While other survivors of the dot com bubble have (for the most part) demonstrated focus and purpose, YHOO has given the strategic appearance of a handful of spaghetti thrown up against a wall.

Venture capitalist Paul Graham, whose startup was acquired by Yahoo in 1998, has a straightforward answer as to what did them in: “easy money, and ambivalence about being a technology company.“  (You can find Graham’s full piece on Yahoo here.)

In pondering what makes companies “degrade and implode,” I offered a slightly more philosophical view:

This is an interesting question. What happens if you flip it around, though, and consider it from an entropy perspective?

Randomness tends to increase, not decrease. The energy of the universe tends to get dispersed.

Via the second law of thermodynamics, you cannot reduce randomness (decrease entropy) in one place without increasing it somewhere else.

How does this relate to Yahoo, or any other company? Simple: Being a great company is hard. To become great and stay great, you have to fight hard against entropic forces. It is much easier to simply drift into crappiness.
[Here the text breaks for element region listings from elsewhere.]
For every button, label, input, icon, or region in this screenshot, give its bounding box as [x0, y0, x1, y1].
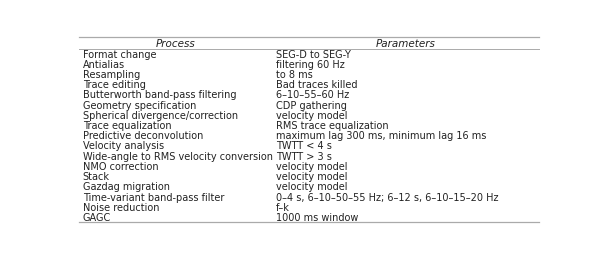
- Text: Velocity analysis: Velocity analysis: [83, 141, 164, 151]
- Text: Process: Process: [156, 39, 195, 49]
- Text: Format change: Format change: [83, 50, 156, 59]
- Text: to 8 ms: to 8 ms: [276, 70, 313, 80]
- Text: CDP gathering: CDP gathering: [276, 100, 347, 110]
- Text: velocity model: velocity model: [276, 171, 348, 181]
- Text: Bad traces killed: Bad traces killed: [276, 80, 358, 90]
- Text: maximum lag 300 ms, minimum lag 16 ms: maximum lag 300 ms, minimum lag 16 ms: [276, 131, 487, 141]
- Text: RMS trace equalization: RMS trace equalization: [276, 121, 389, 131]
- Text: Gazdag migration: Gazdag migration: [83, 182, 170, 192]
- Text: Parameters: Parameters: [376, 39, 435, 49]
- Text: filtering 60 Hz: filtering 60 Hz: [276, 60, 345, 70]
- Text: velocity model: velocity model: [276, 161, 348, 171]
- Text: f–k: f–k: [276, 202, 290, 212]
- Text: 6–10–55–60 Hz: 6–10–55–60 Hz: [276, 90, 350, 100]
- Text: 1000 ms window: 1000 ms window: [276, 212, 359, 222]
- Text: Geometry specification: Geometry specification: [83, 100, 196, 110]
- Text: Time-variant band-pass filter: Time-variant band-pass filter: [83, 192, 224, 202]
- Text: SEG-D to SEG-Y: SEG-D to SEG-Y: [276, 50, 351, 59]
- Text: 0–4 s, 6–10–50–55 Hz; 6–12 s, 6–10–15–20 Hz: 0–4 s, 6–10–50–55 Hz; 6–12 s, 6–10–15–20…: [276, 192, 499, 202]
- Text: Antialias: Antialias: [83, 60, 125, 70]
- Text: Spherical divergence/correction: Spherical divergence/correction: [83, 110, 238, 120]
- Text: Trace editing: Trace editing: [83, 80, 146, 90]
- Text: Butterworth band-pass filtering: Butterworth band-pass filtering: [83, 90, 236, 100]
- Text: NMO correction: NMO correction: [83, 161, 159, 171]
- Text: velocity model: velocity model: [276, 110, 348, 120]
- Text: velocity model: velocity model: [276, 182, 348, 192]
- Text: GAGC: GAGC: [83, 212, 111, 222]
- Text: Wide-angle to RMS velocity conversion: Wide-angle to RMS velocity conversion: [83, 151, 273, 161]
- Text: TWTT > 3 s: TWTT > 3 s: [276, 151, 332, 161]
- Text: Stack: Stack: [83, 171, 110, 181]
- Text: Predictive deconvolution: Predictive deconvolution: [83, 131, 203, 141]
- Text: Trace equalization: Trace equalization: [83, 121, 171, 131]
- Text: TWTT < 4 s: TWTT < 4 s: [276, 141, 332, 151]
- Text: Noise reduction: Noise reduction: [83, 202, 159, 212]
- Text: Resampling: Resampling: [83, 70, 140, 80]
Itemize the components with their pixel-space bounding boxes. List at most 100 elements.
But for focused and sustained leadership, all companies would be crappy. And companies that temporarily became great by accident, or had greatness thrust upon them without understanding it, are far more likely to revert back to crap.

Yahoo, like Microsoft, enjoyed a tremendous outlier of timing and success many years ago, and has coasted on the inertia from that success ever since. But, lacking leadership, it has been unable to build on it. The total entropy in Yahoo has been increasing, not decreasing, because there has been no sustained leadership vision to fight that entropy.

Another way to think of it is to see all great companies like big sand hills in a mostly flat landscape. Normal entropic forces — wind, compaction, erosion etc — tend to grind those hills down. If you get a really huge hill (via outlier combinations of timing and chance), the grind-down process can take a while.

So maybe another way to rephrase the inquiry is, “What STOPS once great companies from degrading and imploding.” The answer being coherent vision, strong leadership, and a dedication to core principles that gave the company a sustainable competitive advantage in the first place.

It ain’t rocket science. But it does provide food for thought. To stop the entropic forces of randomness and mediocrity from taking over, you have to fight them with gusto — consistently and persistently, each and every day.

And for long term investors, this is why lack of leadership, coupled with lack of clear vision and strong execution, so often constitutes a “sell” signal for a once-great investment in a once-great name.